MOBILE, Ala. (WKRG) – A mission years in the making is truly out of this world. And it is from the University of South Alabama.
Dr. Sam Russ, a professor at the University of South Alabama and scientist for the JagSat-1 Mission, spoke with WKRG News 5 about the road to get to launch and what the team hopes to gain from this endeavor.
“We have been working on the satellite since 2015. Back in 2015 we were able to launch a probe into space on a sub-orbital flight. Based on that, we started the design of our satellite, “said Russ.
“What is exciting about it is our student have been heavily involved. Probably 30 or 40 students have worked on it. Our students designed the circuit board, designed the frame, and all aspects of the design. It takes a lot to design a satellite, but it finally came to fruition.”
The satellite, no bigger than a shoebox, will hitch a ride to the International Space Station aboard a SpaceX Falcon 9 rocket. The rocket, launched from Cape Canaveral, Fla. will arrive to the ISS by the end of the week. From there, it will be launched from the ISS into space in an orbit around the Earth.
The goal is this mission is to measure a layer of plasma that surrounds the planet.
“It is going to measure the plasma that surrounds Earth. This will help us to understand how radio signals, like GPS signals propagate through it.” explains Russ.
It is important to understand how this plasma behaves to improve the accuracy of systems utilizing GPS on Earth.
“GPS works by making a super precise measurement in time. The plasma, when it has fluctuations, can mess up the radio signals and mess up the timing. This can cause GPS to not be accurate. It is one of the main reasons why GPS is not perfectly accurate.”
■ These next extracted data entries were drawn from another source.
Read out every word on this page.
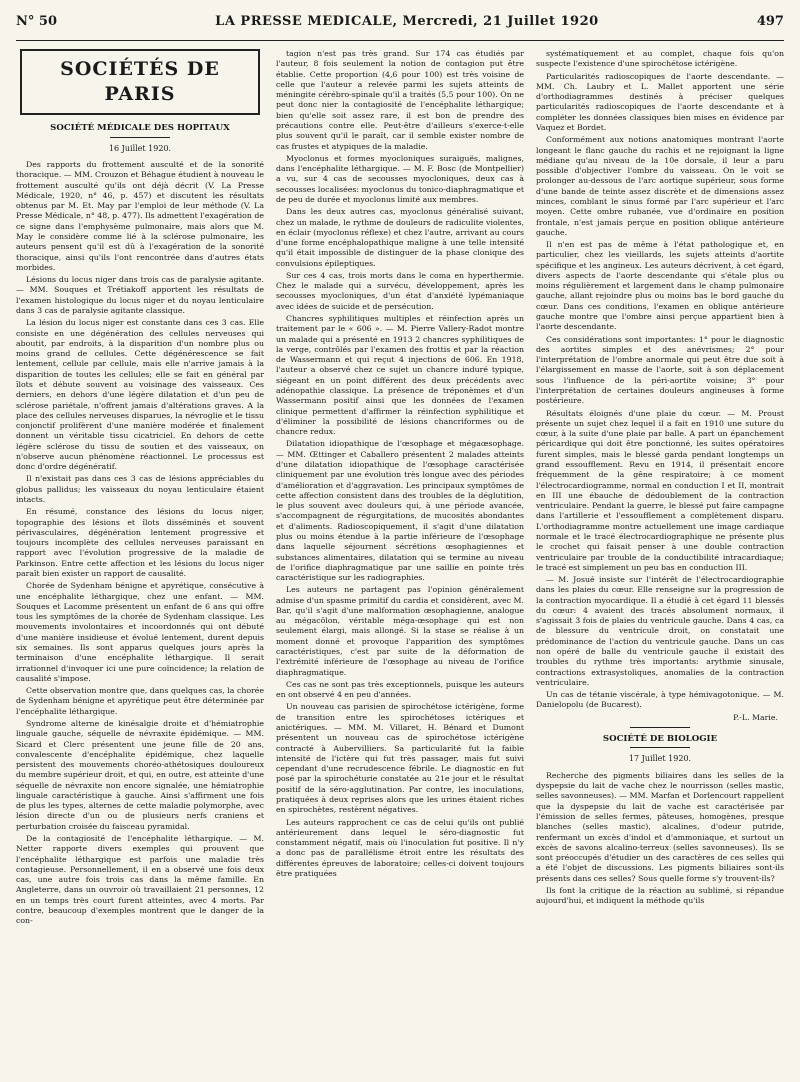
N° 50	LA PRESSE MEDICALE, Mercredi, 21 Juillet 1920	497
SOCIÉTÉS DE PARIS
SOCIÉTÉ MÉDICALE DES HOPITAUX
16 Juillet 1920.

Des rapports du frottement ausculté et de la sonorité thoracique. — MM. Crouzon et Béhague étudient à nouveau le frottement ausculté qu'ils ont déjà décrit (V. La Presse Médicale, 1920, n° 46, p. 457) et discutent les résultats obtenus par M. Et. May par l'emploi de leur méthode (V. La Presse Médicale, n° 48, p. 477). Ils admettent l'exagération de ce signe dans l'emphysème pulmonaire, mais alors que M. May le considère comme lié à la sclérose pulmonaire, les auteurs pensent qu'il est dû à l'exagération de la sonorité thoracique, ainsi qu'ils l'ont rencontrée dans d'autres états morbides.

Lésions du locus niger dans trois cas de paralysie agitante. — MM. Souques et Trétiakoff apportent les résultats de l'examen histologique du locus niger et du noyau lenticulaire dans 3 cas de paralysie agitante classique.

La lésion du locus niger est constante dans ces 3 cas. Elle consiste en une dégénération des cellules nerveuses qui aboutit, par endroits, à la disparition d'un nombre plus ou moins grand de cellules. Cette dégénérescence se fait lentement, cellule par cellule, mais elle n'arrive jamais à la disparition de toutes les cellules; elle se fait en général par îlots et débute souvent au voisinage des vaisseaux. Ces derniers, en dehors d'une légère dilatation et d'un peu de sclérose pariétale, n'offrent jamais d'altérations graves. A la place des cellules nerveuses disparues, la névroglie et le tissu conjonctif prolifèrent d'une manière modérée et finalement donnent un véritable tissu cicatriciel. En dehors de cette légère sclérose du tissu de soutien et des vaisseaux, on n'observe aucun phénomène réactionnel. Le processus est donc d'ordre dégénératif.

Il n'existait pas dans ces 3 cas de lésions appréciables du globus pallidus; les vaisseaux du noyau lenticulaire étaient intacts.

En résumé, constance des lésions du locus niger, topographie des lésions et îlots disséminés et souvent périvasculaires, dégénération lentement progressive et toujours incomplète des cellules nerveuses paraissant en rapport avec l'évolution progressive de la maladie de Parkinson. Entre cette affection et les lésions du locus niger paraît bien exister un rapport de causalité.

Chorée de Sydenham bénigne et apyrétique, consécutive à une encéphalite léthargique, chez une enfant. — MM. Souques et Lacomme présentent un enfant de 6 ans qui offre tous les symptômes de la chorée de Sydenham classique. Les mouvements involontaires et incoordonnés qui ont débuté d'une manière insidieuse et évolué lentement, durent depuis six semaines. Ils sont apparus quelques jours après la terminaison d'une encéphalite léthargique. Il serait irrationnel d'invoquer ici une pure coïncidence; la relation de causalité s'impose.

Cette observation montre que, dans quelques cas, la chorée de Sydenham bénigne et apyrétique peut être déterminée par l'encéphalite léthargique.

Syndrome alterne de kinésalgie droite et d'hémiatrophie linguale gauche, séquelle de névraxite épidémique. — MM. Sicard et Clerc présentent une jeune fille de 20 ans, convalescente d'encéphalite épidémique, chez laquelle persistent des mouvements choréo-athétosiques douloureux du membre supérieur droit, et qui, en outre, est atteinte d'une séquelle de névraxite non encore signalée, une hémiatrophie linguale caractéristique à gauche. Ainsi s'affirment une fois de plus les types, alternes de cette maladie polymorphe, avec lésion directe d'un ou de plusieurs nerfs craniens et perturbation croisée du faisceau pyramidal.

De la contagiosité de l'encéphalite léthargique. — M. Netter rapporte divers exemples qui prouvent que l'encéphalite léthargique est parfois une maladie très contagieuse. Personnellement, il en a observé une fois deux cas, une autre fois trois cas dans la même famille. En Angleterre, dans un ouvroir où travaillaient 21 personnes, 12 en un temps très court furent atteintes, avec 4 morts. Par contre, beaucoup d'exemples montrent que le danger de la con-

tagion n'est pas très grand. Sur 174 cas étudiés par l'auteur, 8 fois seulement la notion de contagion put être établie. Cette proportion (4,6 pour 100) est très voisine de celle que l'auteur a relevée parmi les sujets atteints de méningite cérébro-spinale qu'il a traités (5,5 pour 100). On ne peut donc nier la contagiosité de l'encéphalite léthargique; bien qu'elle soit assez rare, il est bon de prendre des précautions contre elle. Peut-être d'ailleurs s'exerce-t-elle plus souvent qu'il le paraît, car il semble exister nombre de cas frustes et atypiques de la maladie.

Myoclonus et formes myocloniques suraiguës, malignes, dans l'encéphalite léthargique. — M. F. Bosc (de Montpellier) a vu, sur 4 cas de secousses myocloniques, deux cas à secousses localisées: myoclonus du tonico-diaphragmatique et de peu de durée et myoclonus limité aux membres.

Dans les deux autres cas, myoclonus généralisé suivant, chez un malade, le rythme de douleurs de radiculite violentes, en éclair (myoclonus réflexe) et chez l'autre, arrivant au cours d'une forme encéphalopathique maligne à une telle intensité qu'il était impossible de distinguer de la phase clonique des convulsions épileptiques.

Sur ces 4 cas, trois morts dans le coma en hyperthermie. Chez le malade qui a survécu, développement, après les secousses myocloniques, d'un état d'anxiété lypémaniaque avec idées de suicide et de persécution.

Chancres syphilitiques multiples et réinfection après un traitement par le « 606 ». — M. Pierre Vallery-Radot montre un malade qui a présenté en 1913 2 chancres syphilitiques de la verge, contrôlés par l'examen des frottis et par la réaction de Wassermann et qui reçut 4 injections de 606. En 1918, l'auteur a observé chez ce sujet un chancre induré typique, siégeant en un point différent des deux précédents avec adénopathie classique. La présence de tréponèmes et d'un Wassermann positif ainsi que les données de l'examen clinique permettent d'affirmer la réinfection syphilitique et d'éliminer la possibilité de lésions chancriformes ou de chancre redux.

Dilatation idiopathique de l'œsophage et mégaœsophage. — MM. Œttinger et Caballero présentent 2 malades atteints d'une dilatation idiopathique de l'œsophage caractérisée cliniquement par une évolution très longue avec des périodes d'amélioration et d'aggravation. Les principaux symptômes de cette affection consistent dans des troubles de la déglutition, le plus souvent avec douleurs qui, à une période avancée, s'accompagnent de régurgitations, de mucosités abondantes et d'aliments. Radioscopiquement, il s'agit d'une dilatation plus ou moins étendue à la partie inférieure de l'œsophage dans laquelle séjournent sécrétions œsophagiennes et substances alimentaires, dilatation qui se termine au niveau de l'orifice diaphragmatique par une saillie en pointe très caractéristique sur les radiographies.

Les auteurs ne partagent pas l'opinion généralement admise d'un spasme primitif du cardia et considèrent, avec M. Bar, qu'il s'agit d'une malformation œsophagienne, analogue au mégacôlon, véritable méga-œsophage qui est non seulement élargi, mais allongé. Si la stase se réalise à un moment donné et provoque l'apparition des symptômes caractéristiques, c'est par suite de la déformation de l'extrémité inférieure de l'œsophage au niveau de l'orifice diaphragmatique.

Ces cas ne sont pas très exceptionnels, puisque les auteurs en ont observé 4 en peu d'années.

Un nouveau cas parisien de spirochétose ictérigène, forme de transition entre les spirochétoses ictériques et anictériques. — MM. M. Villaret, H. Bénard et Dumont présentent un nouveau cas de spirochétose ictérigène contracté à Aubervilliers. Sa particularité fut la faible intensité de l'ictère qui fut très passager, mais fut suivi cependant d'une recrudescence fébrile. Le diagnostic en fut posé par la spirochéturie constatée au 21e jour et le résultat positif de la séro-agglutination. Par contre, les inoculations, pratiquées à deux reprises alors que les urines étaient riches en spirochètes, restèrent négatives.

Les auteurs rapprochent ce cas de celui qu'ils ont publié antérieurement dans lequel le séro-diagnostic fut constamment négatif, mais où l'inoculation fut positive. Il n'y a donc pas de parallélisme étroit entre les résultats des différentes épreuves de laboratoire; celles-ci doivent toujours être pratiquées

systématiquement et au complet, chaque fois qu'on suspecte l'existence d'une spirochétose ictérigène.

Particularités radioscopiques de l'aorte descendante. — MM. Ch. Laubry et L. Mallet apportent une série d'orthodiagrammes destinés à préciser quelques particularités radioscopiques de l'aorte descendante et à compléter les données classiques bien mises en évidence par Vaquez et Bordet.

Conformément aux notions anatomiques montrant l'aorte longeant le flanc gauche du rachis et ne rejoignant la ligne médiane qu'au niveau de la 10e dorsale, il leur a paru possible d'objectiver l'ombre du vaisseau. On le voit se prolonger au-dessous de l'arc aortique supérieur, sous forme d'une bande de teinte assez discrète et de dimensions assez minces, comblant le sinus formé par l'arc supérieur et l'arc moyen. Cette ombre rubanée, vue d'ordinaire en position frontale, n'est jamais perçue en position oblique antérieure gauche.

Il n'en est pas de même à l'état pathologique et, en particulier, chez les vieillards, les sujets atteints d'aortite spécifique et les angineux. Les auteurs décrivent, à cet égard, divers aspects de l'aorte descendante qui s'étale plus ou moins régulièrement et largement dans le champ pulmonaire gauche, allant rejoindre plus ou moins bas le bord gauche du cœur. Dans ces conditions, l'examen en oblique antérieure gauche montre que l'ombre ainsi perçue appartient bien à l'aorte descendante.

Ces considérations sont importantes: 1° pour le diagnostic des aortites simples et des anévrismes; 2° pour l'interprétation de l'ombre anormale qui peut être due soit à l'élargissement en masse de l'aorte, soit à son déplacement sous l'influence de la péri-aortite voisine; 3° pour l'interprétation de certaines douleurs angineuses à forme postérieure.

Résultats éloignés d'une plaie du cœur. — M. Proust présente un sujet chez lequel il a fait en 1910 une suture du cœur, à la suite d'une plaie par balle. A part un épanchement péricardique qui doit être ponctionné, les suites opératoires furent simples, mais le blessé garda pendant longtemps un grand essoufflement. Revu en 1914, il présentait encore fréquemment de la gêne respiratoire; à ce moment l'électrocardiogramme, normal en conduction I et II, montrait en III une ébauche de dédoublement de la contraction ventriculaire. Pendant la guerre, le blessé put faire campagne dans l'artillerie et l'essoufflement a complètement disparu. L'orthodiagramme montre actuellement une image cardiaque normale et le tracé électrocardiographique ne présente plus le crochet qui faisait penser à une double contraction ventriculaire par trouble de la conductibilité intracardiaque; le tracé est simplement un peu bas en conduction III.

— M. Josué insiste sur l'intérêt de l'électrocardiographie dans les plaies du cœur. Elle renseigne sur la progression de la contraction myocardique. Il a étudié à cet égard 11 blessés du cœur: 4 avaient des tracés absolument normaux, il s'agissait 3 fois de plaies du ventricule gauche. Dans 4 cas, ca de blessure du ventricule droit, on constatait une prédominance de l'action du ventricule gauche. Dans un cas non opéré de balle du ventricule gauche il existait des troubles du rythme très importants: arythmie sinusale, contractions extrasystoliques, anomalies de la contraction ventriculaire.

Un cas de tétanie viscérale, à type hémivagotonique. — M. Danielopolu (de Bucarest).

P.-L. Marie.
SOCIÉTÉ DE BIOLOGIE
17 Juillet 1920.

Recherche des pigments biliaires dans les selles de la dyspepsie du lait de vache chez le nourrisson (selles mastic, selles savonneuses). — MM. Marfan et Dorlencourt rappellent que la dyspepsie du lait de vache est caractérisée par l'émission de selles fermes, pâteuses, homogènes, presque blanches (selles mastic), alcalines, d'odeur putride, renfermant un excès d'indol et d'ammoniaque, et surtout un excès de savons alcalino-terreux (selles savonneuses). Ils se sont préoccupés d'étudier un des caractères de ces selles qui a été l'objet de discussions. Les pigments biliaires sont-ils présents dans ces selles? Sous quelle forme s'y trouvent-ils?

Ils font la critique de la réaction au sublimé, si répandue aujourd'hui, et indiquent la méthode qu'ils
Another part of this mission is being constructed as USA. A data-collecting ground station is being built on the roof of Shelby Hall. Once completed, the antenna on top of the building will collect data from the satellite as it passes over.
This science mission is expected to last anywhere from one year to 18 months. Once the mission is deemed complete, the satellite will meet its end leaving no cosmic footprint behind.
“The satellite is designed to burn up in the Earth’s atmosphere. We will be understanding that data for years to come. This is the thrill of engineering. This is why I love being an engineer. For all of us that have worked on it, it is a culmination of years of hard work. To see all that effort pay off, I have a hard time putting it into words.”